Of course, all the Fauci and Walensky wannabes and anyone else who applies to medical school travel a highly competitive road. Boston University, for example, has 11,000 applicants for 125 spots; Tulane has 16,000 applicants competing for 190 spaces.
For those who get in, successfully navigate the academic and clinical gauntlet, and make it through medical school, residency training, and possibly a fellowship, job opportunities should not be scarce. The AAMC projects a nationwide shortage of 21,400 to 55,200 primary-care physicians and 33,700 to 86,700 specialty physicians by 2033. Because of the pandemic, the AAMC predicts that “interest in some specialties, like infectious disease, may increase while interest in others, like emergency medicine, may decrease.” IDSA believes that primary care and infectious diseases will become more attractive if the financial challenges can be tempered, through student loan forgiveness programs and reimbursement reform to better compensate cognitive patient care skills.
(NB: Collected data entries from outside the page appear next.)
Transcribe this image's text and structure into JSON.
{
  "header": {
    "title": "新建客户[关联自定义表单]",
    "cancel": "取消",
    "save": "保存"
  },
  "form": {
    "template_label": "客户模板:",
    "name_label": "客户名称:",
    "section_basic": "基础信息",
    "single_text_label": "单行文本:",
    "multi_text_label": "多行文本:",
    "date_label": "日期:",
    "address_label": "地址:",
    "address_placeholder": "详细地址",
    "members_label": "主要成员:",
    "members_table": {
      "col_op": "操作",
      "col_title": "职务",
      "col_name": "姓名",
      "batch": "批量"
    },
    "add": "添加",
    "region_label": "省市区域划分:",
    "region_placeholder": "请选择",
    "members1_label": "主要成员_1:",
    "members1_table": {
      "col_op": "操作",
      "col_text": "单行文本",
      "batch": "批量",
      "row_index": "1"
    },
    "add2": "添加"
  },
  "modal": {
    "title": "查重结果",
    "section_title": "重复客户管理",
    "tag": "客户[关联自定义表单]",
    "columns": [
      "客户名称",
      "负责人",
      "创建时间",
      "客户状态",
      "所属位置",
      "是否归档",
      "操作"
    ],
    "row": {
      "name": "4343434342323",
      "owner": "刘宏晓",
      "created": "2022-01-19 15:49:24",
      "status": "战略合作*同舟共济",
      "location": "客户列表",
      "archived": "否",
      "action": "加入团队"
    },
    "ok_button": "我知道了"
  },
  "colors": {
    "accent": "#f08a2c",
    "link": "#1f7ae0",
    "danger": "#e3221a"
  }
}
For now, the pandemic has ID doctors and the many colleagues on their clinical teams working collaboratively nonstop. IDSA notes that “this dynamic and evolving discipline offers exciting opportunities for physicians who enjoy helping others through problem-solving and medical detective work.” To those now in training who would join them on the front lines of care, McQuillen and IDSA say: Come on down.